If you haven’t read Jasper Fforde’s Thursday Next bibliomysteries, then you’re in for a real treat. Tom Nolan gives an introduction the whimsical world of Thursday Next, literary detective in this issue. (Here’s some advice for newbies, though: Start with the first book in the series, The Eyre Affair.)
Have you ever wondered about the loyal wife, silently standing by her disgraced husband, usually a politician, on the evening news? The Good Wife places that enigmatic figure at the center of one of the most enjoyable dramas on TV. It’s full-bodied, nuanced storytelling—and features probably the only time in history that a steamy sex scene has had National Public Radio’s evening news as a soundtrack. Find out more in Matt Zoller Seitz’s thoughtful article.
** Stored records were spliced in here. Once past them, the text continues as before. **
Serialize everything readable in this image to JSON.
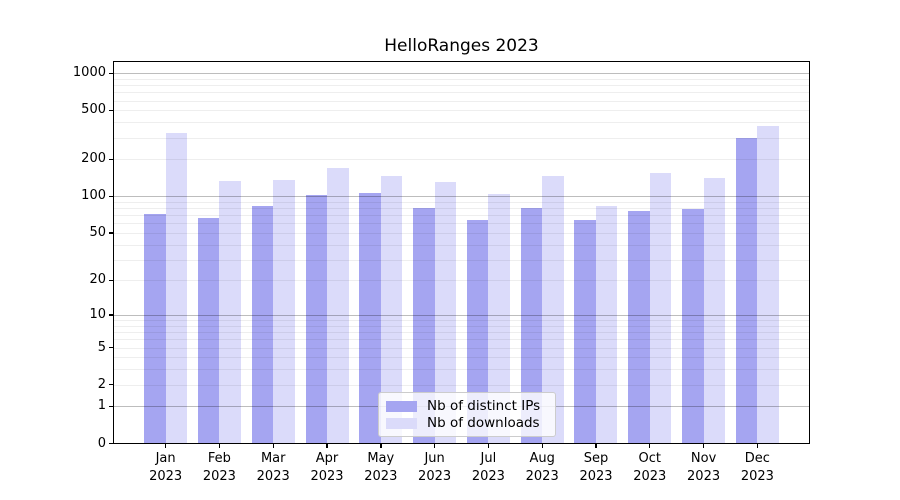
{
  "chart_data": {
    "type": "bar",
    "title": "HelloRanges 2023",
    "categories": [
      "Jan",
      "Feb",
      "Mar",
      "Apr",
      "May",
      "Jun",
      "Jul",
      "Aug",
      "Sep",
      "Oct",
      "Nov",
      "Dec"
    ],
    "year_label": "2023",
    "series": [
      {
        "name": "Nb of distinct IPs",
        "color": "#a5a5f1",
        "values": [
          72,
          66,
          83,
          102,
          107,
          80,
          64,
          80,
          64,
          75,
          79,
          300
        ]
      },
      {
        "name": "Nb of downloads",
        "color": "#dbdbfa",
        "values": [
          328,
          133,
          136,
          169,
          147,
          131,
          104,
          146,
          83,
          156,
          142,
          370
        ]
      }
    ],
    "y_scale": "log1p",
    "y_ticks": [
      0,
      1,
      2,
      5,
      10,
      20,
      50,
      100,
      200,
      500,
      1000
    ],
    "ylim": [
      0,
      1260
    ],
    "xlabel": "",
    "ylabel": "",
    "grid": "horizontal log major+minor",
    "legend_position": "lower center"
  },
  "colors": {
    "bar_dark": "#a5a5f1",
    "bar_light": "#dbdbfa",
    "grid_major": "rgba(0,0,0,0.26)",
    "grid_minor": "rgba(0,0,0,0.065)",
    "frame": "#000000",
    "background": "#ffffff"
  }
}
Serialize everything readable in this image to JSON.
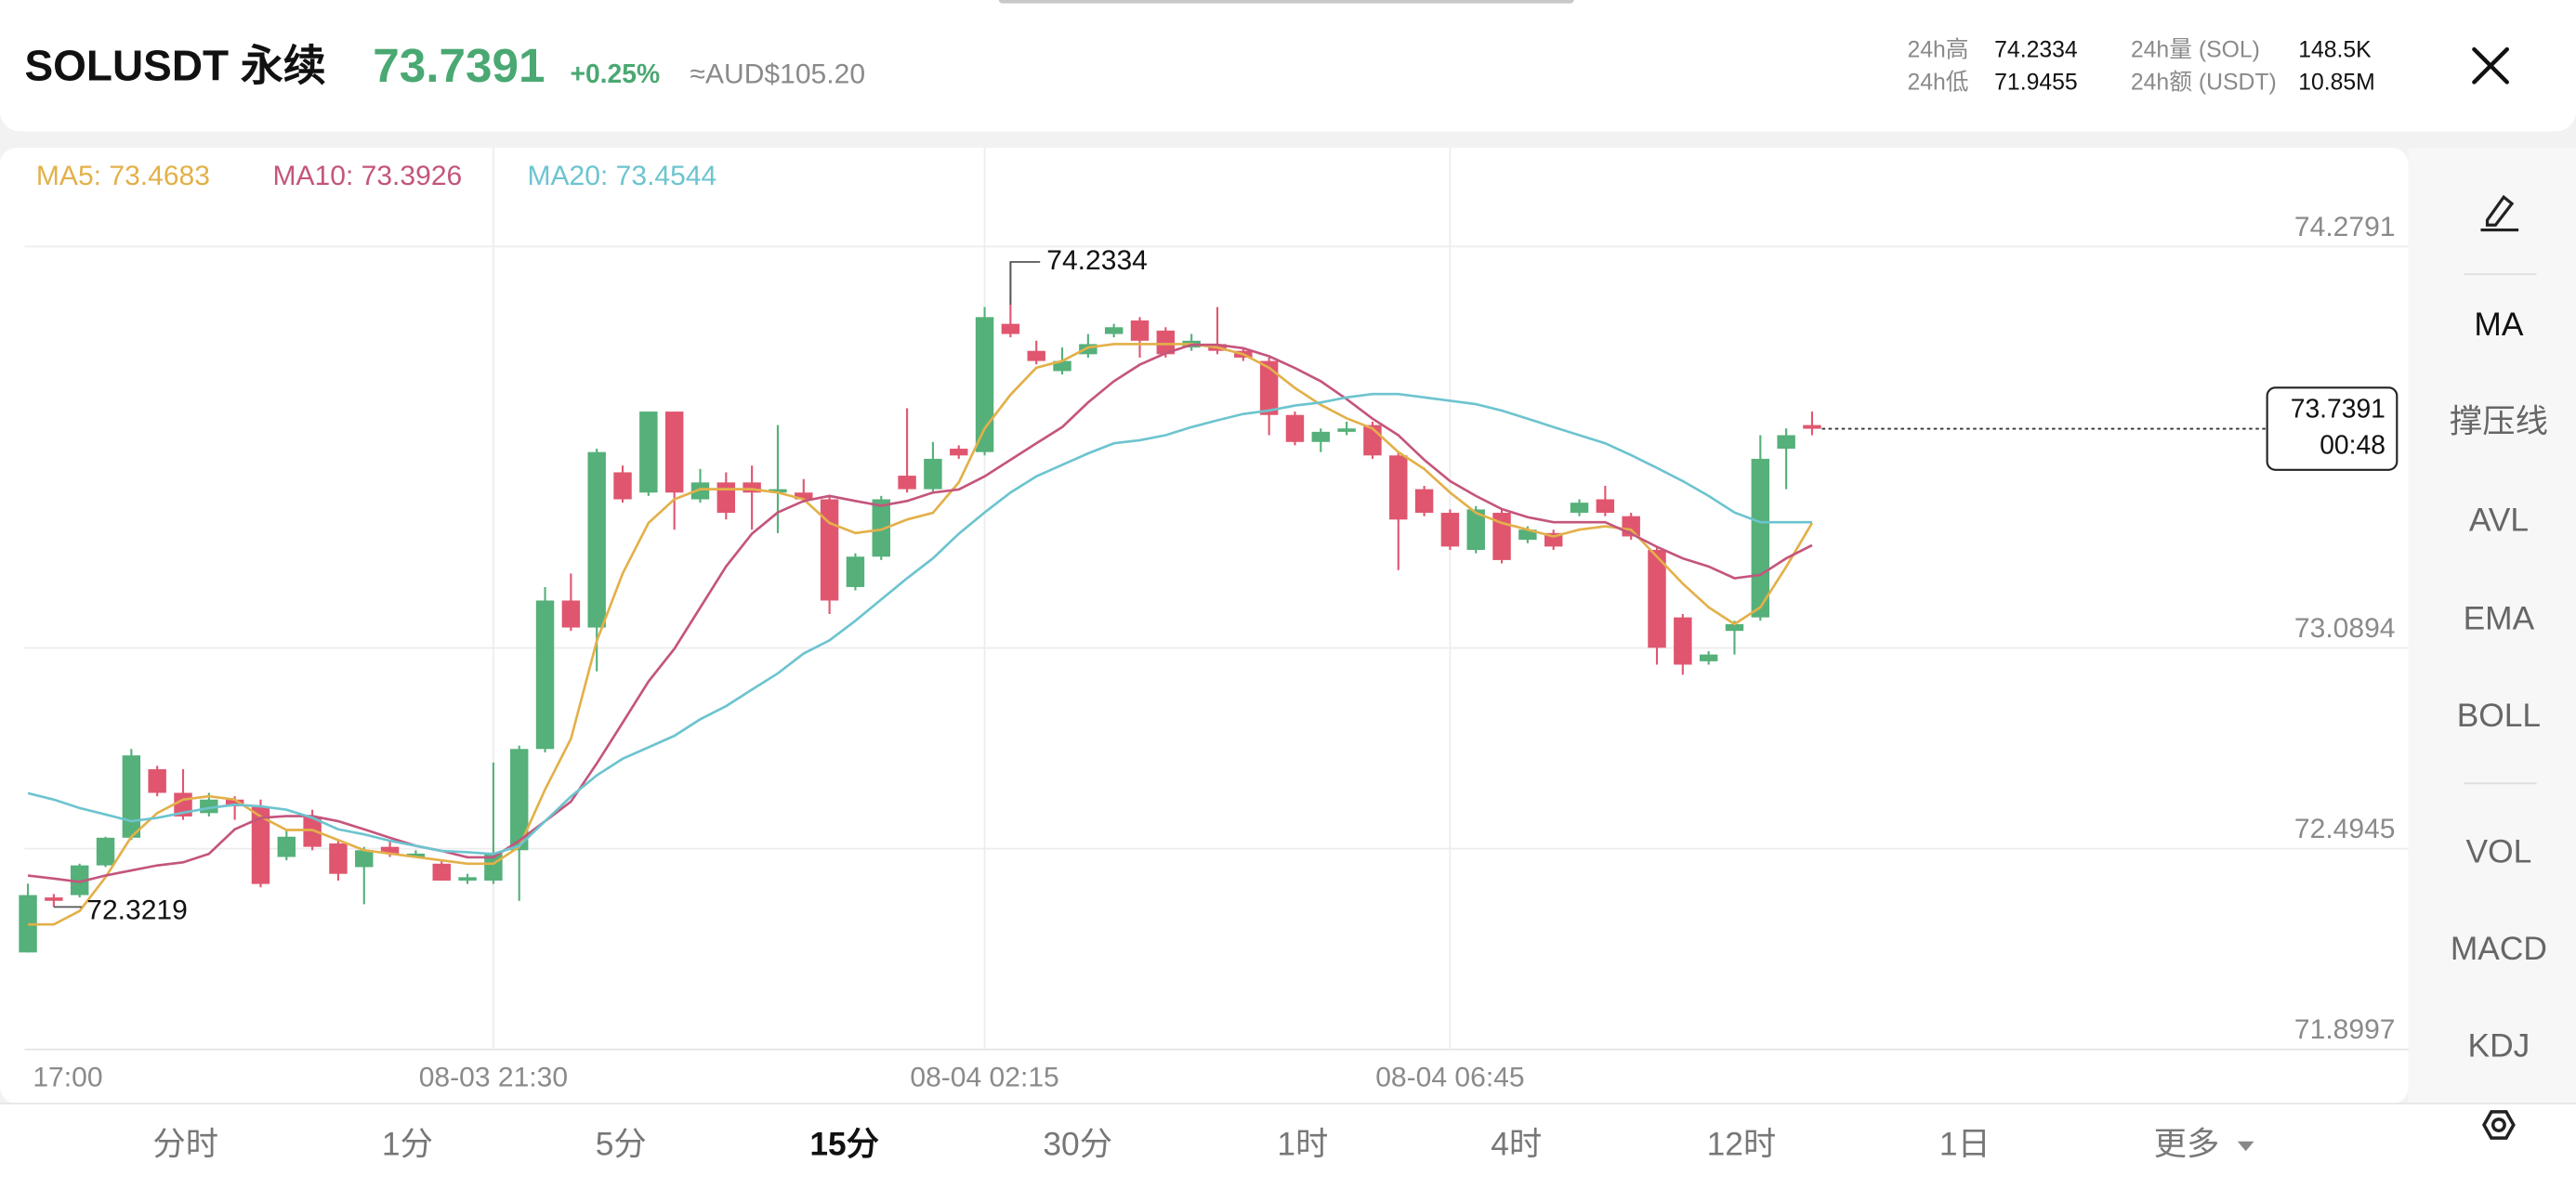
{
  "header": {
    "symbol": "SOLUSDT 永续",
    "price": "73.7391",
    "change": "+0.25%",
    "fiat": "≈AUD$105.20",
    "stats": [
      {
        "label": "24h高",
        "value": "74.2334"
      },
      {
        "label": "24h低",
        "value": "71.9455"
      },
      {
        "label": "24h量 (SOL)",
        "value": "148.5K"
      },
      {
        "label": "24h额 (USDT)",
        "value": "10.85M"
      }
    ]
  },
  "chart_data": {
    "type": "candlestick",
    "categories": [
      "17:00",
      null,
      null,
      null,
      null,
      null,
      null,
      null,
      null,
      null,
      null,
      null,
      null,
      null,
      null,
      null,
      null,
      null,
      "08-03 21:30",
      null,
      null,
      null,
      null,
      null,
      null,
      null,
      null,
      null,
      null,
      null,
      null,
      null,
      null,
      null,
      null,
      null,
      null,
      "08-04 02:15",
      null,
      null,
      null,
      null,
      null,
      null,
      null,
      null,
      null,
      null,
      null,
      null,
      null,
      null,
      null,
      null,
      null,
      "08-04 06:45",
      null,
      null,
      null,
      null,
      null,
      null,
      null,
      null,
      null,
      null,
      null,
      null,
      null,
      null
    ],
    "open": [
      72.187,
      72.35,
      72.357,
      72.445,
      72.527,
      72.73,
      72.66,
      72.6,
      72.64,
      72.62,
      72.47,
      72.59,
      72.51,
      72.44,
      72.5,
      72.47,
      72.45,
      72.4,
      72.4,
      72.49,
      72.79,
      73.23,
      73.15,
      73.61,
      73.55,
      73.79,
      73.53,
      73.58,
      73.58,
      73.55,
      73.55,
      73.53,
      73.27,
      73.36,
      73.6,
      73.56,
      73.68,
      73.67,
      74.05,
      73.97,
      73.91,
      73.96,
      74.02,
      74.06,
      74.03,
      73.98,
      73.99,
      73.97,
      73.94,
      73.78,
      73.7,
      73.73,
      73.75,
      73.66,
      73.56,
      73.49,
      73.38,
      73.49,
      73.41,
      73.43,
      73.49,
      73.53,
      73.48,
      73.38,
      73.18,
      73.05,
      73.14,
      73.18,
      73.68,
      73.75
    ],
    "high": [
      72.391,
      72.36,
      72.45,
      72.53,
      72.79,
      72.74,
      72.73,
      72.66,
      72.65,
      72.64,
      72.55,
      72.61,
      72.52,
      72.5,
      72.52,
      72.49,
      72.46,
      72.42,
      72.75,
      72.8,
      73.27,
      73.31,
      73.68,
      73.63,
      73.79,
      73.79,
      73.62,
      73.61,
      73.63,
      73.75,
      73.59,
      73.54,
      73.37,
      73.54,
      73.8,
      73.7,
      73.69,
      74.1,
      74.2334,
      74.0,
      73.98,
      74.02,
      74.05,
      74.07,
      74.04,
      74.02,
      74.1,
      73.98,
      73.95,
      73.79,
      73.74,
      73.76,
      73.76,
      73.67,
      73.57,
      73.5,
      73.51,
      73.5,
      73.45,
      73.44,
      73.53,
      73.57,
      73.49,
      73.39,
      73.19,
      73.08,
      73.17,
      73.72,
      73.74,
      73.79
    ],
    "low": [
      72.187,
      72.3219,
      72.35,
      72.44,
      72.52,
      72.65,
      72.58,
      72.59,
      72.58,
      72.38,
      72.46,
      72.49,
      72.4,
      72.33,
      72.47,
      72.47,
      72.4,
      72.39,
      72.39,
      72.34,
      72.78,
      73.14,
      73.02,
      73.52,
      73.54,
      73.44,
      73.52,
      73.47,
      73.44,
      73.43,
      73.52,
      73.19,
      73.26,
      73.35,
      73.55,
      73.55,
      73.65,
      73.66,
      74.01,
      73.93,
      73.9,
      73.95,
      74.01,
      73.95,
      73.95,
      73.97,
      73.96,
      73.94,
      73.72,
      73.69,
      73.67,
      73.72,
      73.65,
      73.32,
      73.48,
      73.38,
      73.37,
      73.34,
      73.4,
      73.38,
      73.48,
      73.48,
      73.41,
      73.04,
      73.01,
      73.04,
      73.07,
      73.17,
      73.56,
      73.72
    ],
    "close": [
      72.357,
      72.34,
      72.445,
      72.527,
      72.771,
      72.66,
      72.59,
      72.64,
      72.62,
      72.39,
      72.53,
      72.5,
      72.42,
      72.49,
      72.48,
      72.48,
      72.4,
      72.41,
      72.48,
      72.79,
      73.23,
      73.15,
      73.67,
      73.53,
      73.79,
      73.55,
      73.58,
      73.49,
      73.55,
      73.56,
      73.53,
      73.23,
      73.36,
      73.53,
      73.56,
      73.65,
      73.66,
      74.07,
      74.02,
      73.94,
      73.94,
      73.99,
      74.04,
      74.0,
      73.96,
      74.0,
      73.97,
      73.95,
      73.78,
      73.7,
      73.73,
      73.74,
      73.66,
      73.47,
      73.49,
      73.39,
      73.5,
      73.35,
      73.44,
      73.39,
      73.52,
      73.49,
      73.42,
      73.09,
      73.04,
      73.07,
      73.16,
      73.65,
      73.72,
      73.7391
    ],
    "up_color": "#55b07a",
    "down_color": "#e0566f",
    "series": [
      {
        "name": "MA5: 73.4683",
        "color": "#e3b049",
        "values": [
          72.27,
          72.27,
          72.31,
          72.41,
          72.53,
          72.6,
          72.64,
          72.65,
          72.64,
          72.59,
          72.55,
          72.55,
          72.52,
          72.49,
          72.48,
          72.47,
          72.46,
          72.45,
          72.45,
          72.5,
          72.67,
          72.82,
          73.11,
          73.31,
          73.46,
          73.53,
          73.56,
          73.56,
          73.56,
          73.55,
          73.53,
          73.46,
          73.43,
          73.44,
          73.47,
          73.49,
          73.58,
          73.74,
          73.84,
          73.92,
          73.94,
          73.98,
          73.99,
          73.99,
          73.99,
          73.99,
          73.98,
          73.96,
          73.92,
          73.86,
          73.81,
          73.77,
          73.74,
          73.67,
          73.62,
          73.55,
          73.49,
          73.46,
          73.44,
          73.42,
          73.44,
          73.45,
          73.44,
          73.36,
          73.28,
          73.21,
          73.16,
          73.21,
          73.33,
          73.46
        ]
      },
      {
        "name": "MA10: 73.3926",
        "color": "#c4557c",
        "values": [
          72.415,
          72.406,
          72.396,
          72.415,
          72.43,
          72.445,
          72.454,
          72.479,
          72.552,
          72.586,
          72.591,
          72.591,
          72.576,
          72.552,
          72.527,
          72.503,
          72.488,
          72.469,
          72.469,
          72.518,
          72.576,
          72.634,
          72.747,
          72.868,
          72.99,
          73.087,
          73.209,
          73.331,
          73.428,
          73.491,
          73.525,
          73.54,
          73.525,
          73.511,
          73.525,
          73.55,
          73.559,
          73.598,
          73.647,
          73.696,
          73.744,
          73.817,
          73.88,
          73.929,
          73.963,
          73.988,
          73.988,
          73.978,
          73.954,
          73.919,
          73.88,
          73.827,
          73.769,
          73.72,
          73.647,
          73.584,
          73.54,
          73.501,
          73.477,
          73.462,
          73.462,
          73.462,
          73.428,
          73.389,
          73.355,
          73.331,
          73.296,
          73.306,
          73.355,
          73.394
        ]
      },
      {
        "name": "MA20: 73.4544",
        "color": "#6cc4cf",
        "values": [
          72.659,
          72.64,
          72.615,
          72.596,
          72.576,
          72.586,
          72.601,
          72.615,
          72.625,
          72.62,
          72.61,
          72.586,
          72.552,
          72.537,
          72.518,
          72.503,
          72.488,
          72.484,
          72.479,
          72.503,
          72.576,
          72.649,
          72.712,
          72.761,
          72.795,
          72.829,
          72.878,
          72.917,
          72.966,
          73.014,
          73.073,
          73.112,
          73.17,
          73.233,
          73.296,
          73.355,
          73.428,
          73.491,
          73.55,
          73.598,
          73.632,
          73.666,
          73.696,
          73.705,
          73.72,
          73.744,
          73.764,
          73.783,
          73.793,
          73.808,
          73.817,
          73.832,
          73.842,
          73.842,
          73.832,
          73.822,
          73.812,
          73.793,
          73.769,
          73.744,
          73.72,
          73.696,
          73.661,
          73.623,
          73.584,
          73.54,
          73.491,
          73.462,
          73.462,
          73.462
        ]
      }
    ],
    "ylim": [
      71.8997,
      74.5717
    ],
    "yticks": [
      74.2791,
      73.0894,
      72.4945,
      71.8997
    ],
    "grid": true,
    "high_mark": 74.2334,
    "low_mark": 72.3219,
    "last_price": 73.7391,
    "countdown": "00:48"
  },
  "toolbar": [
    "MA",
    "撑压线",
    "AVL",
    "EMA",
    "BOLL",
    "VOL",
    "MACD",
    "KDJ"
  ],
  "tabs": [
    "分时",
    "1分",
    "5分",
    "15分",
    "30分",
    "1时",
    "4时",
    "12时",
    "1日",
    "更多"
  ],
  "active_tab": 3
}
Novelist Kelli Stanley is making a splash and her conversation with Oline Cogdill on page 28 reveals why. It’s not every woman who is equally comfortable discussing ancient Roman curse tablets, the second Sino-Japanese War, segregated 1970s Florida, and comics! Also, Art Taylor talks with Louis Bayard about his acclaimed literary-themed thrillers, the latest of which, The School of Night, focuses on a secret, possibly heretical, society of scientists and artists in Elizabethan England.
Theatrical crime is running rampant across the country and Wm. F. Hirschman has tracked down some of the top perpetrators on Broadway and in regional theater for us. Don’t miss his list of classic crime plays—they make good reading!
There’s an avian theme to our latest contest on page 41. All you have to do is come up with ten mysteries with birds in their titles and you’ll be entered to win a free book. As you’ll recall, our last contest, “A Bouquet of Books,” centered on flowers. A reader requested a list of the titles but, alas, we didn’t save those entries. We’ll print the “Fine Feathered Friends” titles in an upcoming issue. In the last issue, I mentioned that Nate Pedersen was finishing off his series on collecting but I spoke too soon. Anne Saller, the new owner of Book Carnival in Tustin, Calif., suggested that Nate tackle topics sent in by readers. Nate is willing, so all that remains, dear readers, is for you to send in your questions!
The mystery world lost two very different, but equally beloved, writers recently: Joe Gores, author of the DKA novels, and H.R.F. (Harry) Keating, creator of Inspector Ghote and a thoughtful critic of the genre. They will be missed.